A Silenced History
Looking back, Mr. Gaudeul, the former ambassador, said France’s combative response to the restitution claims had been rooted in its reluctance to reckon with a past that challenged its national narrative as a champion of universal human rights.
“Haiti was really a very bad example” for France, he said.
Much of the nation’s history in Haiti remains distorted, downplayed or forgotten, researchers say. Barely any French textbooks mention that by the late 1780s, Saint-Domingue, the name of Haiti under colonial rule, absorbed 40 percent of the entire trans-Atlantic slave trade, they say. Or that Napoleon, when he tried to reinstate French rule over Haiti in 1803, lost more soldiers there than at Waterloo.
A report published in 2020 by France’s Foundation for the Remembrance of Slavery found that only one in 10 French primary and secondary school students learn about Toussaint Louverture and the Haitian revolution.
As for the history of Haiti’s payments to France, it is “not included in the French school curriculum at any level,” said Nadia Wainstain, a history teacher who coordinated the foundation’s report.
France’s education ministry said the report did not account for some of the instruction on Haiti in French middle schools, but it acknowledged that the ministry had never discussed teaching students about the payments to former slaveholders.
Even the descendants of slaveholders who were paid say they have been largely left in the dark.
They include members of Napoleon’s family, European royalty and some of France’s most famous aristocratic families. Very few of the 31 descendants contacted by The Times said they were aware of this past.
“I didn’t know about it,” said Louis Baudon de Mony-Pajol, a sixth-generation descendant of Jean-Joseph de Laborde, a banker to King Louis XV who was also one of the biggest slaveholders in Haiti, comparing this history to “a political and social bombshell” threatening to ignite a cultural war.
Emmanuel de la Burgade, a descendant of another slaveholder, said he had discovered the history only while writing a book about his family. When he told his father about it, he remembered him answering, “Don’t tell anyone.”
Several Laborde descendants said they discovered their family’s past while reading the news in 2015 that an antiracism group in France announced it would sue Ernest-Antoine Seillière de Laborde, a rich French businessman, for having profited from the slave trade.
“It was scathing news,” said Natalie Balsan, a seventh-generation Laborde descendant. “To know that I was the descendant of a slave owner was quite a slap in the face.”
In the late 18th century, Jean-Joseph de Laborde shipped nearly 10,000 Africans to Haiti on his slave ships and enslaved as many as 2,000 people on his plantations there, many of whom died. A village in southwestern Haiti is still named after him.
Laborde lost his plantations during Haiti’s slave uprising and was guillotined by French revolutionaries in Paris in 1794. But two of his children, Alexandre and Nathalie, received compensation totaling about $1.7 million in today’s dollars — the biggest payout to a single family, according to a database compiled by Oliver Gliech, a German historian.

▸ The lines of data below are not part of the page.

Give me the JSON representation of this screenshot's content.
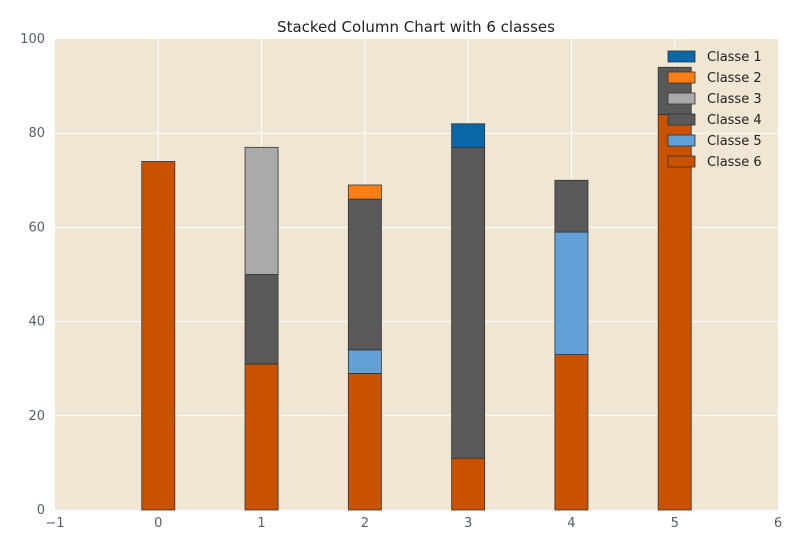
{
  "chart_data": {
    "type": "bar",
    "stacked": true,
    "title": "Stacked Column Chart with 6 classes",
    "xlabel": "",
    "ylabel": "",
    "xlim": [
      -1,
      6
    ],
    "ylim": [
      0,
      100
    ],
    "x_ticks": [
      "−1",
      "0",
      "1",
      "2",
      "3",
      "4",
      "5",
      "6"
    ],
    "y_ticks": [
      "0",
      "20",
      "40",
      "60",
      "80",
      "100"
    ],
    "categories": [
      0,
      1,
      2,
      3,
      4,
      5
    ],
    "grid": true,
    "legend": "top-right",
    "background": "#efe6d3",
    "series": [
      {
        "name": "Classe 1",
        "color": "#0868a8",
        "values": [
          0,
          0,
          0,
          5,
          0,
          0
        ]
      },
      {
        "name": "Classe 2",
        "color": "#fd7e14",
        "values": [
          0,
          0,
          3,
          0,
          0,
          0
        ]
      },
      {
        "name": "Classe 3",
        "color": "#aaaaaa",
        "values": [
          0,
          27,
          0,
          0,
          0,
          0
        ]
      },
      {
        "name": "Classe 4",
        "color": "#595959",
        "values": [
          0,
          19,
          32,
          66,
          11,
          10
        ]
      },
      {
        "name": "Classe 5",
        "color": "#62a0d6",
        "values": [
          0,
          0,
          5,
          0,
          26,
          0
        ]
      },
      {
        "name": "Classe 6",
        "color": "#c85200",
        "values": [
          74,
          31,
          29,
          11,
          33,
          84
        ]
      }
    ]
  }
}
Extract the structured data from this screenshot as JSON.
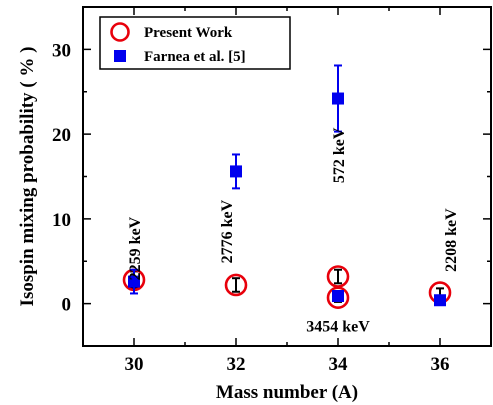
{
  "chart_data": {
    "type": "scatter",
    "xlabel": "Mass number (A)",
    "ylabel": "Isospin mixing probability ( % )",
    "xlim": [
      29,
      37
    ],
    "ylim": [
      -5,
      35
    ],
    "xticks": [
      30,
      32,
      34,
      36
    ],
    "yticks": [
      0,
      10,
      20,
      30
    ],
    "grid": false,
    "legend_position": "top-left",
    "series": [
      {
        "name": "Present Work",
        "marker": "open-circle",
        "color": "#e8000b",
        "points": [
          {
            "x": 30,
            "y": 2.8,
            "yerr": 1.0
          },
          {
            "x": 32,
            "y": 2.2,
            "yerr": 0.8
          },
          {
            "x": 34,
            "y": 3.2,
            "yerr": 0.8
          },
          {
            "x": 34,
            "y": 0.7,
            "yerr": 0.5
          },
          {
            "x": 36,
            "y": 1.3,
            "yerr": 0.5
          }
        ]
      },
      {
        "name": "Farnea et al. [5]",
        "marker": "filled-square",
        "color": "#0000ee",
        "points": [
          {
            "x": 30,
            "y": 2.6,
            "yerr": 1.4
          },
          {
            "x": 32,
            "y": 15.6,
            "yerr": 2.0
          },
          {
            "x": 34,
            "y": 24.2,
            "yerr": 3.9
          },
          {
            "x": 34,
            "y": 0.9,
            "yerr": 0.5
          },
          {
            "x": 36,
            "y": 0.4,
            "yerr": 0.3
          }
        ]
      }
    ],
    "annotations": [
      {
        "text": "2259 keV",
        "x": 30,
        "y": 6.5,
        "rotate": true
      },
      {
        "text": "2776 keV",
        "x": 31.8,
        "y": 8.5,
        "rotate": true
      },
      {
        "text": "572 keV",
        "x": 34,
        "y": 17.5,
        "rotate": true
      },
      {
        "text": "2208 keV",
        "x": 36.2,
        "y": 7.5,
        "rotate": true
      },
      {
        "text": "3454 keV",
        "x": 34,
        "y": -2.6,
        "rotate": false
      }
    ]
  }
}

The lawsuit against his descendant never happened, but it ignited a discussion in the family. Cousins started to exchange emails. Mr. Seillière de Laborde — a former head of France’s largest business lobby and an heir to the Wendel family, one of France’s richest — consulted several historians to look into the payments to his family.
One historian said the money had most likely been squandered by Alexandre, the son, who died broke. Mr. Seillière de Laborde did not respond to several interview requests made through his family and business associates.
Five Laborde descendants, including Ms. Balsan, said they did not feel responsible for their ancestor’s actions. But she supported the restitution claims, saying they were “justified” by the damage suffered. Mr. Baudon de Mony-Pajol, her cousin, disagreed, saying that France did not have to show repentance and that the calls for restitution were part of a “woke culture” coming from the United States.
Romée de Villeneuve Bargemont, 22, another Laborde descendant, said he regretted not having learned this history in school. A 10-volume family biography lies in a cardboard box in his apartment in Paris, the history of the compensation payments occupying barely a few lines.
“France’s longstanding policy on history has been more or less to forget,” he said.